Taylor claims that an exclusive focus on the emergence of positive alternative ideas — products of the Reformation, of Enlightenment political theory, and of modern science — is an incomplete explanation of the factors that gave rise to “exclusive humanism.” He writes that “this account I am offering runs athwart the widespread subtraction story which sees the development of unbelief as coming simply from the progress of science and rational inquiry.” The real story is more complex.

In short, the buffered identity, capable of disciplined control and benevolence, generated its own sense of dignity and power, its own inner satisfactions, and these could tilt in favour of exclusive humanism. But there was also a negative motive.
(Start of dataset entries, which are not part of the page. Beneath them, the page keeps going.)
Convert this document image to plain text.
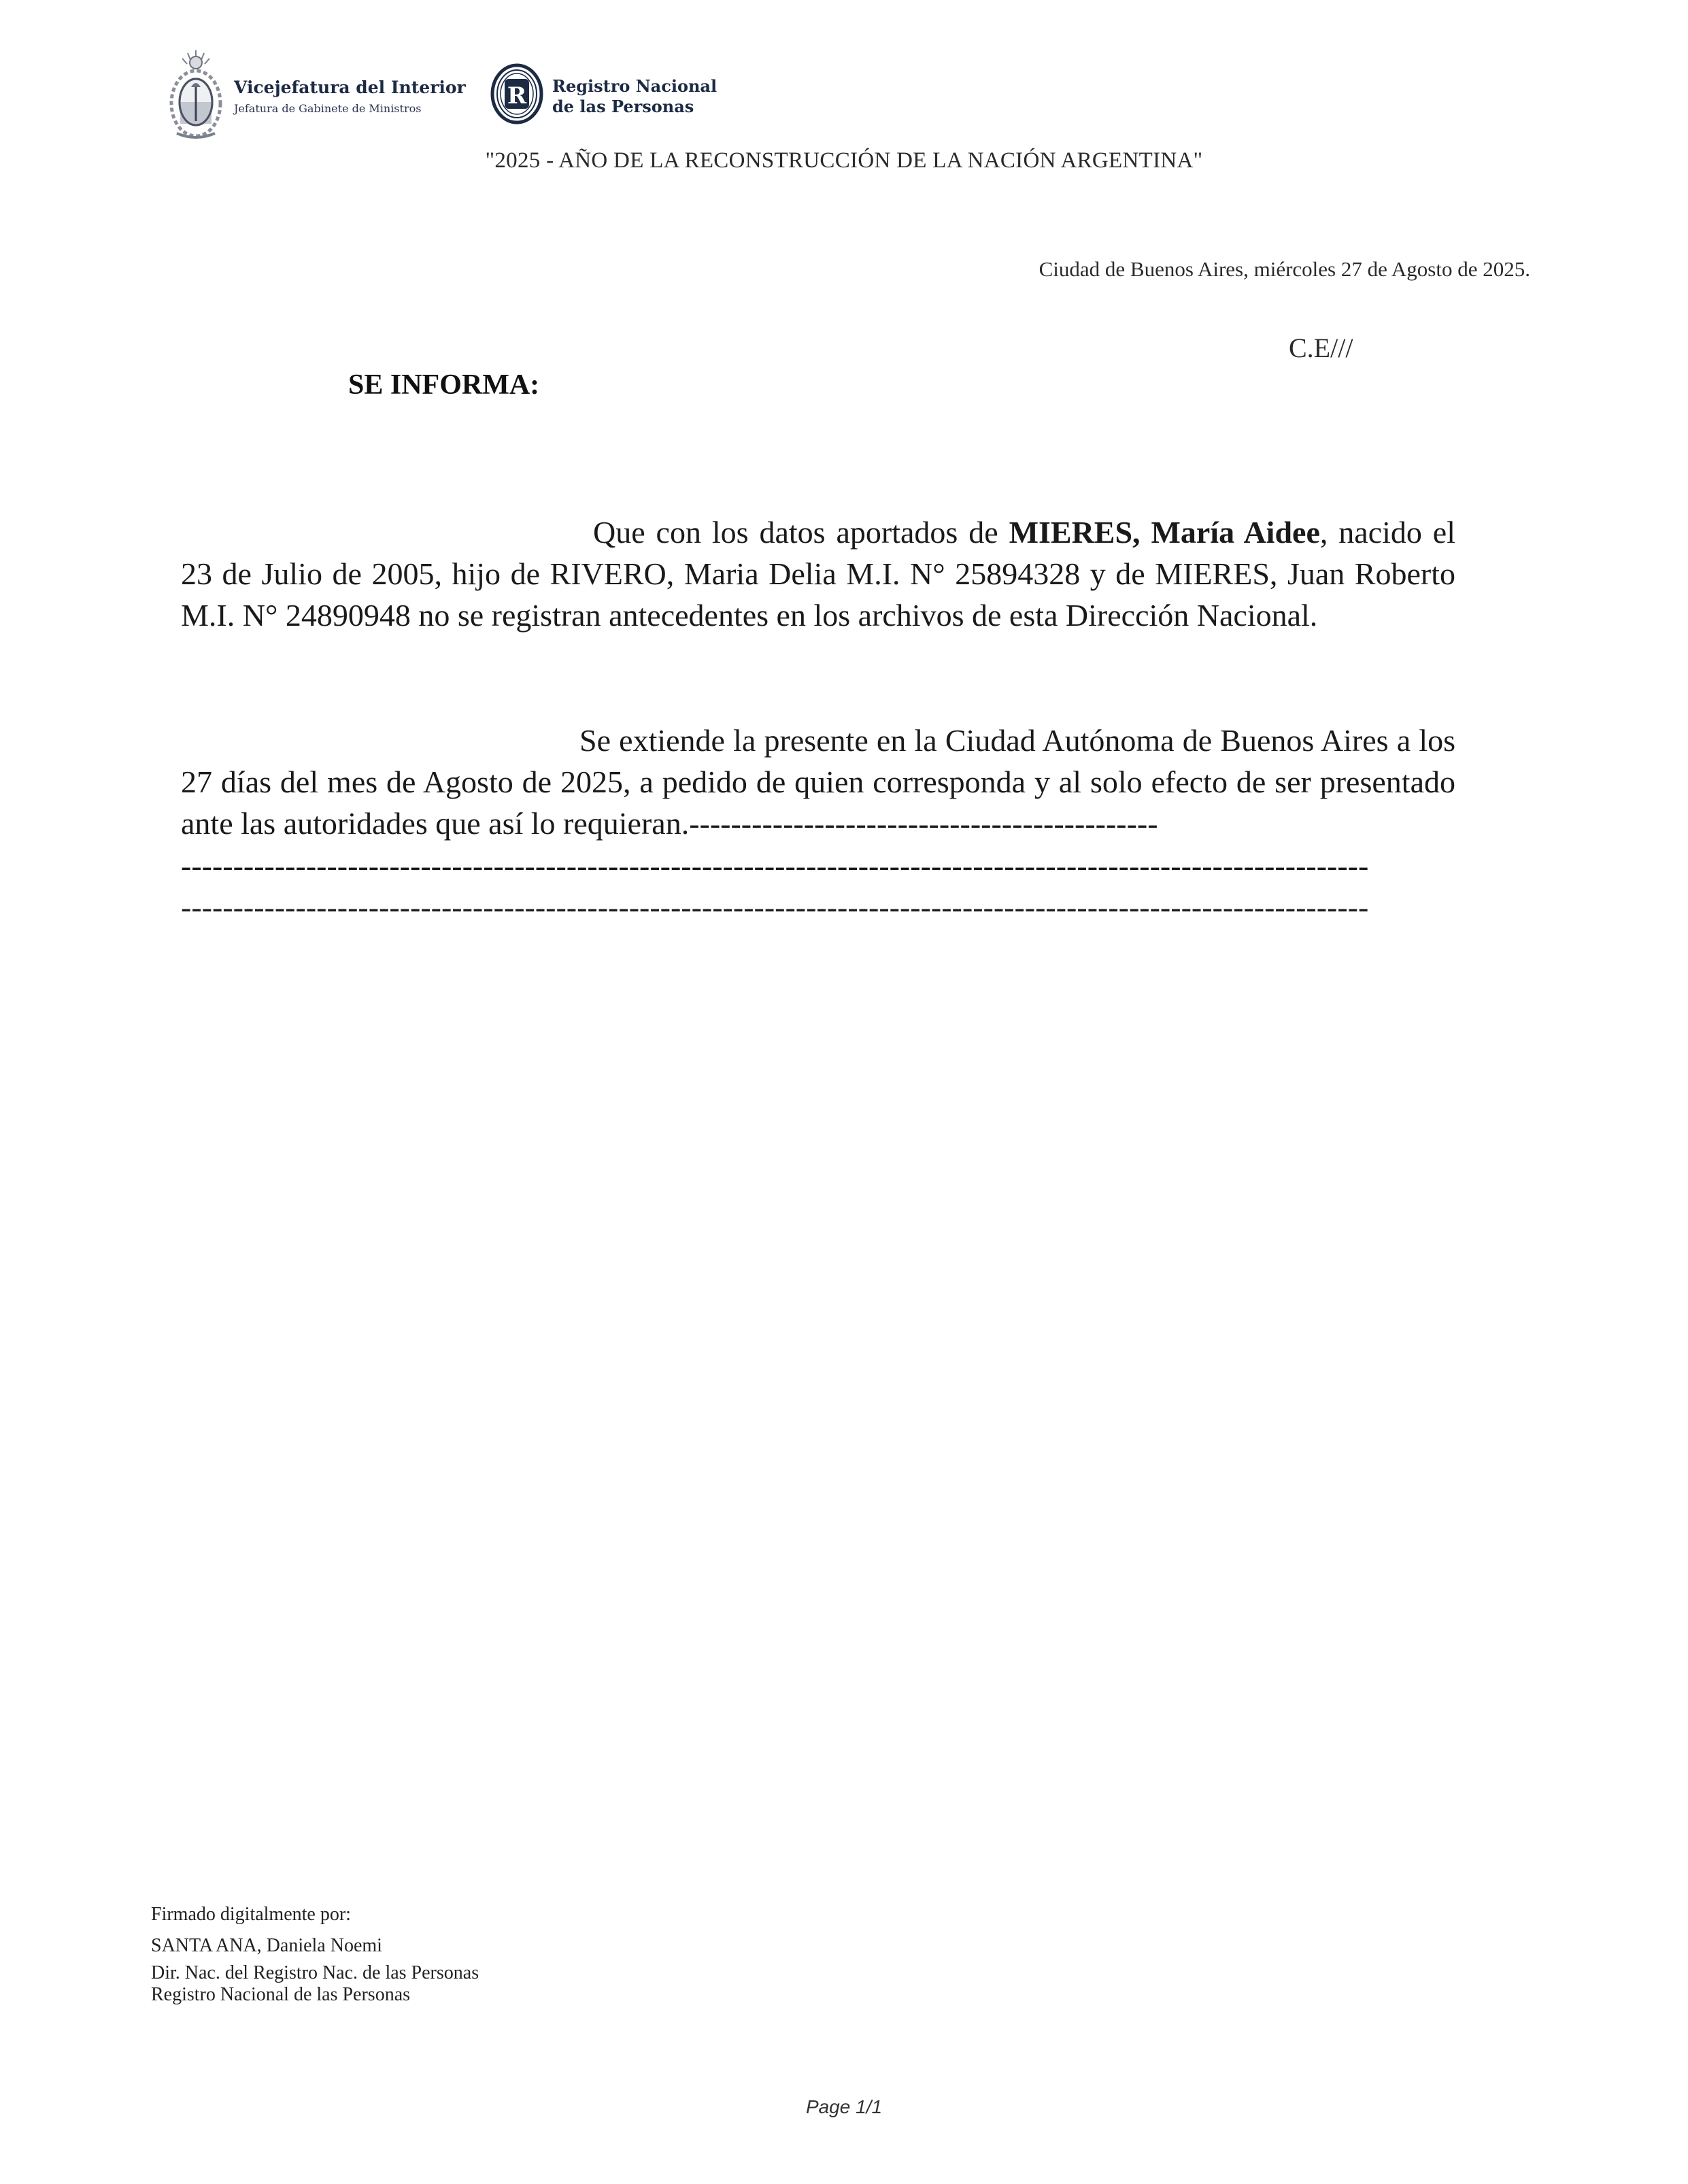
Vicejefatura del Interior
Jefatura de Gabinete de Ministros	R Registro Nacional
de las Personas
"2025 - AÑO DE LA RECONSTRUCCIÓN DE LA NACIÓN ARGENTINA"
Ciudad de Buenos Aires, miércoles 27 de Agosto de 2025.
C.E///
SE INFORMA:
Que con los datos aportados de MIERES, María Aidee, nacido el 23 de Julio de 2005, hijo de RIVERO, Maria Delia M.I. N° 25894328 y de MIERES, Juan Roberto M.I. N° 24890948 no se registran antecedentes en los archivos de esta Dirección Nacional.
Se extiende la presente en la Ciudad Autónoma de Buenos Aires a los 27 días del mes de Agosto de 2025, a pedido de quien corresponda y al solo efecto de ser presentado ante las autoridades que así lo requieran.---------------------------------------------
------------------------------------------------------------------------------------------------------------------
------------------------------------------------------------------------------------------------------------------
Firmado digitalmente por:
SANTA ANA, Daniela Noemi
Dir. Nac. del Registro Nac. de las Personas
Registro Nacional de las Personas
Page 1/1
We can notice, running through much of the Enlightenment a motif of anger at, even hatred of orthodox Christianity. This was more powerful in some places than others; more so, for instance, in Catholic countries, or in general where the influence of “Deism” wasn’t strong enough to soften the opposition between anthropocentrism and Christian faith.

One piece of strong evidence Taylor offers is that there is an alternative strand of rebellion against the old order, a form of revolt that rejects both the sacred and the humanism that threatened to replace it.
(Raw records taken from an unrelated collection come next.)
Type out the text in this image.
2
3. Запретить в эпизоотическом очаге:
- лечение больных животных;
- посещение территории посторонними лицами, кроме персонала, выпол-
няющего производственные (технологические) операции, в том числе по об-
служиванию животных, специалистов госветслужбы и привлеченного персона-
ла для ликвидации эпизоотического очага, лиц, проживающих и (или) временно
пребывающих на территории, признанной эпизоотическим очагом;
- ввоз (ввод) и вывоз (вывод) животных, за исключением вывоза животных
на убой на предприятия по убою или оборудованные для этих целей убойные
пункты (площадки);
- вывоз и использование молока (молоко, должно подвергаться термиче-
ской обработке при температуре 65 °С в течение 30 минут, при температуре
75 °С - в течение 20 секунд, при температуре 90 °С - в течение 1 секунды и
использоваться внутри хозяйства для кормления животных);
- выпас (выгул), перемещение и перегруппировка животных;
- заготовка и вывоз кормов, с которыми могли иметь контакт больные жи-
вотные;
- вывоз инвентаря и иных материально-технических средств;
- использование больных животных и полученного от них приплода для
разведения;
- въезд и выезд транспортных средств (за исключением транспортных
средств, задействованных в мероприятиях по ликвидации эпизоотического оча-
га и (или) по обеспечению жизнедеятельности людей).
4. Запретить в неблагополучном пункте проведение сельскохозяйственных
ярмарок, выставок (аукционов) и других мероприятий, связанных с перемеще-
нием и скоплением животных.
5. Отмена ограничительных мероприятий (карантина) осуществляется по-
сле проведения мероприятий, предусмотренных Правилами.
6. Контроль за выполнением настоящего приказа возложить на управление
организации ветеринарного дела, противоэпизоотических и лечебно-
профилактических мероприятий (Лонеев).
Now in a similar way, the founding importance of the exclusive humanism of freedom, discipline, and beneficent order remains ineradicable in our present world. Other modes of unbelief—as well as many forms of belief—understand themselves as having overcome or refuted it. The whole Nietzschean stream is a case in point, depending as it does on seeing the filiation between Christian belief and beneficent order, and then defining itself against both.

In short, to understand contemporary humanism fully requires awareness of its historical and continuing relationship to that which it reforms, rejects, or denies.

For Taylor, we are not now, finally, human because we have thrown off the blinkers of religious superstition and let our essential humanity shine through at last. In his view, our current worldview is a direct successor of the world of faith. To understand where we are, he argues, we must understand how we came to be here, rather than somewhere else.

Despite the extreme length of this article, I could go on and on writing about A Secular Age. It’s very frustrating to be able to share so little of the book’s richness. Taylor comes at his subject from a personal religious and moral stance which I do not share. And as I said near the beginning, I found the last third of the book less interesting for just that reason. Yet I am greatly impressed by his insights into the contrast between the supernatural and the material, the eternal and the temporal.

If you’re looking for an informative and stimulating 900-page book on the emergence of the modern world, look no further.